Il diavolo si nasconde nei dettagli e il Movimento 5 Stelle l’ha scoperto a proprie spese alla Camera, con il ddl Anticorruzione. Dettagli fatti di numeri: i 36 franchi tiratori che hanno votato la norma sul peculato “light”; dettagli fatti di cavilli: impraticabile il ritorno in commissione, perchè l’emendamento è stato approvato dall’Aula, complessa anche la fiducia, perchè - trattandosi di un disegno di legge - bisognerebbe votare articolo per articolo ( e non in blocco con un maxiemendamento, come nel caso del decreto).

L’intoppo alla Camera è di quelli che bruciano: la maggioranza è stata battuta col voto segreto su un emendamento sul peculato presentato dall’ex M5S Catello Vitiello, identico a una proposta di modifica targata Lega e ritirata in Commissione. I grillini sono rimasti spiazzati dal fuoco amico e hanno convocato in tutta fretta prima un vertice del Movimento, poi uno con l’alleato Matteo Salvini e il premier Giuseppe Conte. L’incidente di ieri è «stato fatto per affossare il ddl Anticorruzione. È evidente a tutti che noi non siamo stati, perché non ci nascondiamo con il voto segreto», ha tuonato Luigi Di Maio. Salvini ha provato a minimizzare, parlando di mossa «assolutamente sbagliata» e garantito che «il provvedimento arriverà alla fine come concordato dalla maggioranza». Conte ha tentato di chiudere la lite, garantendo che «si tratta di un incidente di percorso, il governo è assolutamente compatto nella soluzione». E, durante i lavori d’Aula di ieri, il premier, i due vicepremier e il ministro Bonafede hanno presidiato la Camera per evitare nuovi “intoppi”.

Dagli incontri è emerso che Salvini ha capito gravità dello scivolone e per questo ha porto le scuse di rito.

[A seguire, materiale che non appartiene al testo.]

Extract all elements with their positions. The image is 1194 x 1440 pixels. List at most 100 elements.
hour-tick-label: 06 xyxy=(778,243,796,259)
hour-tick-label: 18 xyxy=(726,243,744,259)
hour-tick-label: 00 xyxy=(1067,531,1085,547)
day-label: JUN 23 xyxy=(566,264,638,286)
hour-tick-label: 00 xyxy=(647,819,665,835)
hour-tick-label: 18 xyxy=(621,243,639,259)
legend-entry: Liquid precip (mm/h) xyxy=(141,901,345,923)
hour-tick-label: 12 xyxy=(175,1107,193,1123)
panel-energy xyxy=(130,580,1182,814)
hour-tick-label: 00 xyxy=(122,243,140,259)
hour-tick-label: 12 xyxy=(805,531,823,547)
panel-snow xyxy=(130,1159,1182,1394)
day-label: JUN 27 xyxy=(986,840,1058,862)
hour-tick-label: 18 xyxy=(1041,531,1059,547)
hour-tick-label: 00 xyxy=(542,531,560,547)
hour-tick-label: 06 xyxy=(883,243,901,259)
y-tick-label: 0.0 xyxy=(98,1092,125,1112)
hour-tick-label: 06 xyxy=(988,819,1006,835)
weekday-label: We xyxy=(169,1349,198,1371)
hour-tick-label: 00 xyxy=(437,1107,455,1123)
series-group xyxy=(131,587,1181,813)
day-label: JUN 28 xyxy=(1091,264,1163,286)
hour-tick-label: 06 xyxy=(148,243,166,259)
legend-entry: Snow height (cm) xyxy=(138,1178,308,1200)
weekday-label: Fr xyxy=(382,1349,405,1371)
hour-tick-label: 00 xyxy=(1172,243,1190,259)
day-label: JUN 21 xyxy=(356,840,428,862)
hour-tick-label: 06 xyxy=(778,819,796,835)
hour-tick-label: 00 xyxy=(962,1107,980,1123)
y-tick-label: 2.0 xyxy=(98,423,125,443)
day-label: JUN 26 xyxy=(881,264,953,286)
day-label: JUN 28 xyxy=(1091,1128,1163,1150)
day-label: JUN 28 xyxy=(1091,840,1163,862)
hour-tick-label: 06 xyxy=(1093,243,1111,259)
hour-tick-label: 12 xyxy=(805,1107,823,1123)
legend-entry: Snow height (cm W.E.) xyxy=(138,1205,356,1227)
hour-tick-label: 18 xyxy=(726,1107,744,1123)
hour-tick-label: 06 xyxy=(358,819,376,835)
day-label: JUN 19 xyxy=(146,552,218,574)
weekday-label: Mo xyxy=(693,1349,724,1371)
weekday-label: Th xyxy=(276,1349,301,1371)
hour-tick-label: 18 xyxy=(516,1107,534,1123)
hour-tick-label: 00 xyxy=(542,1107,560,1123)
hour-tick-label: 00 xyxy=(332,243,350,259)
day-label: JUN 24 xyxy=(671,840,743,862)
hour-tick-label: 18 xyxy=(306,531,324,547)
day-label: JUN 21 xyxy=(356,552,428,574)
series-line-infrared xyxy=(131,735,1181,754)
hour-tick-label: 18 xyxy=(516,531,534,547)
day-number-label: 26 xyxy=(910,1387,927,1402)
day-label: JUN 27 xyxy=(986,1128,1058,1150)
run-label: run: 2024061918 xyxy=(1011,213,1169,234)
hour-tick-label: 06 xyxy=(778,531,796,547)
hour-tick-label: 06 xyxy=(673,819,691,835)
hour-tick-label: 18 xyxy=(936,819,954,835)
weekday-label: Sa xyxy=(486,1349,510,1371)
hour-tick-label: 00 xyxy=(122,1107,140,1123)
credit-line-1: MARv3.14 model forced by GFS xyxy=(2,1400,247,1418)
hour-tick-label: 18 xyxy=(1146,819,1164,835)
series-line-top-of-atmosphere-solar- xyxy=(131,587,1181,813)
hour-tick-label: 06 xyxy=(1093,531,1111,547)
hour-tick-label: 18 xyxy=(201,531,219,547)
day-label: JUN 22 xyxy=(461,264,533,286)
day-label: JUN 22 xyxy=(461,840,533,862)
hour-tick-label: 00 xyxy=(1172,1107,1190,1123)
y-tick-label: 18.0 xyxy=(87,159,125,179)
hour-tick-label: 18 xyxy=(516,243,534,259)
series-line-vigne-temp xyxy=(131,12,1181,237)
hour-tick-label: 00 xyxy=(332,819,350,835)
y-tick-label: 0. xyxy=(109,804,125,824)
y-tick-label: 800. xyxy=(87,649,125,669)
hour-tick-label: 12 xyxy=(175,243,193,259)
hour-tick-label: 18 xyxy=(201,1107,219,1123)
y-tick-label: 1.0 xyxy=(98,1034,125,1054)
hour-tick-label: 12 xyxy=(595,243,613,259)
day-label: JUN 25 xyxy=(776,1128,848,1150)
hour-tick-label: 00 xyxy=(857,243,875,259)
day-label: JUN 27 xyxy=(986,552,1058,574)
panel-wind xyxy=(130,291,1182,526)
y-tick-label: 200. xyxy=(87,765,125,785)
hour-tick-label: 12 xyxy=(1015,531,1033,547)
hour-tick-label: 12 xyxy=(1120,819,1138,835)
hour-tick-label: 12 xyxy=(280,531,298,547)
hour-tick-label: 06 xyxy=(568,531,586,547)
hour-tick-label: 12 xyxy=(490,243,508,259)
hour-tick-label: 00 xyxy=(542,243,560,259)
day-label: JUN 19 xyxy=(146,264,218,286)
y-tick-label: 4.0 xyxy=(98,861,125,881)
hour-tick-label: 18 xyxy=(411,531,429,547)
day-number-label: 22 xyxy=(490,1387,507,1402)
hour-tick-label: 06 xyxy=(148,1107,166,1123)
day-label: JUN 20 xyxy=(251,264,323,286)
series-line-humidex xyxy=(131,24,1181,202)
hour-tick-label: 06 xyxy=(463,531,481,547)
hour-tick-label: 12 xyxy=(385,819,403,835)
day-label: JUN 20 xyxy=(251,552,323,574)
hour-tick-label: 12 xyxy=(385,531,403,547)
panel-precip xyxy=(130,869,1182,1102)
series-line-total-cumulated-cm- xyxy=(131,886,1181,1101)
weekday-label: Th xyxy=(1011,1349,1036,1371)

Quanto siano sincere, però, è ancora incerto: i leghisti non hanno mai fatto mistero dei loro dubbi sul contenuto del ddl e anche in commissione hanno garantito solo il loro silente via libera.

Per questo i grillini hanno volutamente alzato i toni del confronto: o si approva il ddl Anticorruzione o si va tutti a casa, avrebbero minacciato. Quella della crisi di governo, però, è un’arma spuntata in mano al Movimento 5 Stelle, in discesa negli ultimi sondaggi e zavorrato dalla grana del limite dei due mandati per molti dei suoi esponenti di spicco. Più concretamente, dunque, è necessario salvare il salvabile: un soluzione per eliminare l’emendamento sul peculato va trovata, ha ribadido Bonafede, perchè «non ci possiamo permettere che chi ruba soldi all’ amministrazione pubblica la faccia franca». Il regolamento della Camera, però, non viene in aiuto ai pentastellati, che hanno dovuto gettare la spugna dopo una riunione mattutina. L’unica strada sembra allora quella di rimanere sui binari già impostati: avanti con la normale procedura parlamentare alla Camera ( voti segreti compresi), poi il testo verrà corretto e modificato nella lettura al Senato. Infine, servirà la terza lettura alla Camera per l’approvazione definitiva, e in quella sede l’alleato leghista dovrà garantire il rispetto assoluto dei patti.

Il problema, però, sono i tempi. I 5 Stelle hanno assoluto bisogno di capitalizzare politicamente qualche risultato e non possono permettersi lungaggini. Cassate le richieste delle opposizioni di sospendere l’esame del ddl per discutere della legge di Bilancio bocciata dall’Europa, il presidente Roberto Fico ha garantito ritmi di lavoro serrati. «Se si fanno 3 letture, dovranno essere in tempi record», ha avvertito Di Maio, magari mettendo la fiducia al Senato.

«In maggioranza ora siamo compatti, possiamo approvarlo in un tempo addirittura inferiore rispetto a quello previsto, senza la norma sul peculato», ha garantito Bonafede. «Entro Natale», ha assicurato Di Maio.

Intanto, però, il diavolo è sempre pronto a fare capolino tra i cavilli procedurali.